I was overjoyed when my 11-year-old daughter, Emma, was assigned to read Number the Stars with her 5th grade class. Emma and I don’t always agree on the same books, but we both found ourselves looking forward to our evening ritual of reading this story to each other.
Regional focus: Denmark
Author: Lois Lowry
Genre: juvenile historical fiction
In Number the Stars we travel in time to 1943, Denmark, where we meet the Johansen family and the Rosen family. The two families share many similarities. The mothers are companions and often drink afternoon tea together, the families live in the same apartment building and ten-year-old Annemarie Johansen and 10-year-old Ellen Rosen are best friends and classmates. As the antisemitism of World War II spreads through Europe, the Rosen family is targeted by the Nazi’s. When Mr. Rosen suspects that his family will be “relocated,” The Johansen’s quickly receive Ellen as one of their own.
Throughout the story, the reader continues to meet characters who demonstrate bravery and courage. We are confronted with asking ourselves, “what would I do?”
More than a story of individual courage displayed by Annemarie, we learn of the courage of a country.
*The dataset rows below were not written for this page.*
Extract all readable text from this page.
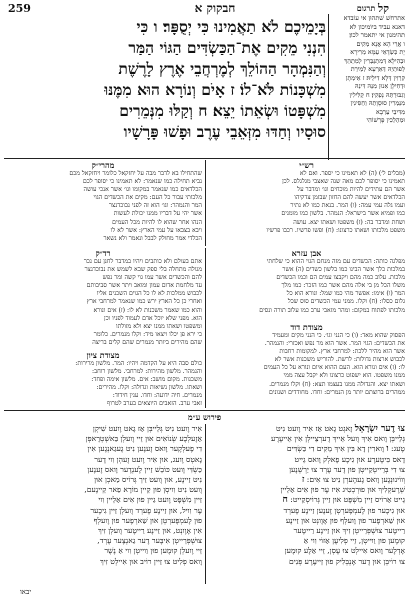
259	חבקוק א	קל
תרגום
בְּיָמֵיכֶם לֹא תַאֲמִינוּ כִּי יְסֻפָּר׃ ו כִּי
הִנְנִי מֵקִים אֶת־הַכַּשְׂדִּים הַגּוֹי הַמַּר
וְהַנִּמְהָר הַהוֹלֵךְ לְמֶרְחֲבֵי אֶרֶץ לָרֶשֶׁת
מִשְׁכָּנוֹת לֹּא־לוֹ׃ ז אָיֹם וְנוֹרָא הוּא מִמֶּנּוּ
מִשְׁפָּטוֹ וּשְׂאֵתוֹ יֵצֵא׃ ח וְקַלּוּ מִנְּמֵרִים
סוּסָיו וְחַדּוּ מִזְּאֵבֵי עֶרֶב וּפָשׁוּ פָּרָשָׁיו
אתרחשׁ שׁתהוּן אי עוֹבדא
דאנא עביד ביוֹמיכון לא
תהימנון אי יתאמר לכון׃
ו אֲרֵי הָא אֲנָא מְקִים
יָת כַּשְׂדָאֵי עַמָּא מְרִירָא
וּבְהִילָא דְּמִתְגַּבְּרִין לְמִתְהַךְ
לְפוּתְיֵהּ דְּאַרְעָא לְמֵירַת
קִרְוִין דְּלָא דִילֵיהּ׃ ז אֵימְתָן
וּדְחִילָן אִנוּן מִנֵּהּ דִּינֵהּ
וְגִבּוּרְתֵּהּ נָפְקִין׃ ח קַלִּילִין
מִנְּמְרִין סוּסָוָתֵהּ וְחַסִּינִין
מִדִּיבֵי עַרְבָא
וּמְהַלְכִין פָּרָשׁוֹהִי
רש״י
(מבלים ל׳) (ה) לא תאמינו כי יספר. ואם לא
תאמינו כי יסופר לכם מאה שנה שאצבי מגלגלס. לכן
אשר הם עתידים להיות מוכחים וגו׳ ומדבר על
הכלדאים אשר יעשה להם החזון שבזמן צדקיהו
ועמו גלה עמי עמה: (ו) המר. בנאת כמו לא נתיר
כמו ופמיא אשר בישראל: הנמהר. בלשון כמו מומנים
ושחת ומדבר בה: (ז) משפטו ושאתו יצא. עושה
משפט מלכותו ושאתו כרצונו: (ח) ופשו פרשיו. רכבו פרשיו
מהרי״ק
שהתחילו בא לדבר מבה על יחזקאל כלומר ויחזקאל מכם
נביא תחילה כמו שנאמר: לא תאמינו כי יסופר לכם
הכלדאים כמו שנאמר במקומו וגו׳ אשר אנכי עושה
מלכותי עבור כל העם: מקים את הכשדים הגוי
המר והנמהר: וגו׳ הוא זה לפני נבוכדנצר
אשר יהי על דבריו ממנו יכולת לעשות
הנהו אחר שהוא לו להיות מכל העמים
ויבא בצבאו על עמי הארץ: אשר לא לו
הכלדי אמר מחולק לבבל ונאמר ולא נשאר
אבן עזרא
מפלגה כותה: הכשדים עם מזה מנחם הגוי ההוא כי שלחתי
במלכות כלך אשר הבינו כמו בלשון כשדים (ה) אשר
מלכות. עלוב כמה מהם ויקבצו עמים הם וכמו הכשדים
משלו הכל מן בי אלה מהם אשר כמו הזכר: כמו מלך
המר (ו) אימו: אפשר מהי כמו שמל: ונורא הוא כל
גלום כסלו: (ח) וקלו. ממני עמי הכשדים סוס שכל
מלכותו לפתוח במקום: ומהר מזאבי ערב כמו עלוב תורה ונסים
רד״ק
אתם בעולם ולא כותבים ויהיו במדבר לחנן עם נכר
מגולה מתחלה בלי ספק שבא לשמש את נבוכדנצר
להם והכשדים אשר עמו גוי קשה ומר נפש
עד מלחמת אדום עמון ומואב ויתר אשר סביבותם
לכבוש ממלכות לא לו כל הגוים השכנים אליו
ואחרי כן כל הארץ ירש כמו שנאמר למרחבי ארץ
והוא כמו שאמר משכנות לא לו: (ז) אים ונורא
הוא. מפני שלא יוכל אדם לעמוד לפניו וכן
ומשפטו ושאתו ממנו יצא ולא מזולתו
כי ירא פן יכלו ויצאו מיד: וקלו מנמרים. כלומר
שהם מהירים ביותר מנמרים שהם קלים בריצה
מצודת דוד
הפסוק שהוא מאד: (ו) כי הנני וגו׳. כי הנני מקים ומעמיד
את הכשדים: הגוי המר. אשר הוא מר נפש ואכזרי: והנמהר.
אשר הוא מהיר ללכת: למרחבי ארץ. למקומות רחבות
לכבוש ארצות גדולות: לרשת. להוריש משכנות אשר לא
לו: (ז) אים ונורא הוא. העם ההוא איום ונורא על כל העמים
ממנו משפטו. הוא ישפוט כרצונו ולא יקבל עצה ממי
ושאתו יצא. והגדולה ממנו בעצמו תצא: (ח) וקלו מנמרים.
ממהרים ברוצתם יותר מן הנמרים: וחדו. מחודדים ושנונים
מצודת ציון
כולם סבה היא על הקדמה ויהיו: המר. מלשון מרירות:
והנמהר. מלשון מהירות: למרחבי. מלשון רוחב:
משכנות. מקום מושב: אים. מלשון אימה ופחד:
ושאתו. מלשון נשיאות וגדולה: וקלו. מהירים:
מנמרים. חיה ידועה: וחדו. ענין חידוד:
זאבי ערב. הזאבים היוצאים בערב לטרוף
פירוש ע״מ
צוּ דֶער יִשְׂרָאֵל זָאגְט גָאט אַז אִיר וֶועט נִיט
גְּלֵייבְּן וָואס אִיךְ וֶועל אֵייךְ דֶערְצֵיילְן אִין אֵייעֶרֶע
טֶעג: ו וָוארִין דָא בִּין אִיךְ מֵקִים דִי כַּשְׂדִּים
דָאס בִּיטֶערֶע אוּן גִיכֶע פָאלְק וָואס גֵייט
צוּ דִי בְּרֵייטְקַייטְן פוּן דֶער עֶרְד צוּ יַרְשְׁנֶען
וְווֹינוּנְגֶען וָואס גֶעהֶערְן נִיט צוּ אִים: ז
שְׁרֶעקְלִיךְ אוּן פוּרְכְטִיג אִיז עֶר פוּן אִים אַלֵיין
גֵייט אַרוֹיס זַיין מִשְׁפָּט אוּן זַיין גְּרוֹיסְקַייט: ח
אוּן גִיכֶער פוּן לֶעמְפֶּערְטְן זֶענֶען זַיינֶע פֶערְד
אוּן שַׁארְפֶער פוּן וָועלְף פוּן אָוֶונְט אוּן זַיינֶע
רַייטֶער צוּשְׁפְּרֵייטְן זִיךְ אוּן זַיינֶע רַייטֶער
קוּמֶען פוּן וַוייטְן, זֵיי פְלִיעֶן אַזוֹי וִוי אַ
אָדְלֶער וָואס אִיילְט צוּ עֶסְן, זֵיי אַלֶע קוּמֶען
צוּ רוֹיבְּן אוּן דֶער אָנְבְּלִיק פוּן זֵייעֶרֶע פְּנִים
אִיר וֶועט נִיט גְּלֵייבְּן אַז גָאט וֶועט שִׁיקְן
אַזֶעלְכֶע שְׂנוֹאִים אוּן זֵיי וֶועלְן בַּאשְׁטְרָאפְן
דִי פֶעלְקֶער וָואס זֶענֶען נִיט גֶעגַאנְגֶען אִין
גָאטְס וֶועג, אוּן אִיר וֶועט זֶעהְן וִוי דֶער
כַּשְׂדִּי וֶועט כּוֹבֵשׁ זַיין לֶענְדֶער וָואס זֶענֶען
נִיט זַיינֶע, אוּן וֶועט זַיך גְּרוֹיס מַאכְן אוּן
וֶועט נִיט וִויסְן פוּן קֵיין מוֹרָא פַאר קֵיינֶעם,
זַיין מִשְׁפָּט וֶועט גַיין פוּן אִים אַלֵיין וִוי
עֶר וִויל, אוּן זַיינֶע פֶערְד וֶועלְן זַיין גִיכֶער
פוּן לֶעמְפֶּערְטְן אוּן שַׁארְפֶער פוּן וֶועלְף
אִין אָוֶונְט, אוּן זַיינֶע רַייטֶער וֶועלְן זִיךְ
צוּשְׁפְּרֵייטְן אִיבֶּער דֶער גַאנְצֶער עֶרְד,
זֵיי וֶועלְן קוּמֶען פוּן וַוייטְן וִוי אַ נֶשֶׁר
וָואס פְלִיט צוּ זַיין רוֹיב אוּן אִיילְט זִיךְ
יבאו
We discover that during the war, the resistance movement in Denmark was successful in smuggling nearly their entire Jewish population, some 7,000 people, across the sea to Sweden.
What I love:
- Lowry educates us about the history of World War II while creating personal connections with main characters.
- A story that highlights everyday heroes.
- Number the Stars reminds us of “the power of one.”
Themes: bravery, courage, empathy, war, memory, hope, friendship
- How is friendship displayed between Ellen and Annemarie?
- What are a few acts of bravery and courage that are identified in the book?
- Remember a time when you had to be courageous and stand up for somebody else. What happened?
- Throughout the story, different characters tell lies to protect the lives of others. Generally we are taught that lying is dishonest. Do you believe this is always the case? Why or why not?
- In Number the Stars we learn that many Jews are forced to immigrate or become refuges in new countries. Investigate groups of people who are currently facing similar circumstances. Who are they? Why are they unable to stay in their country of origin? Where are they fleeing to?
- Make a new book cover for Number the Stars. What important elements or symbols would you include in the cover art?
- Imagine that you are living during a time of war when every day products are hard to purchase. We learn that coffee, shoes and tobacco are difficult to purchase in Annemarie’s town during the war. Make a list of every day items that you would miss if you lived in a time of rationing.
- If you were able to invite a character from Number the Stars to your house for lunch, who would you choose? Make a list of questions that you’d like to ask the invitee.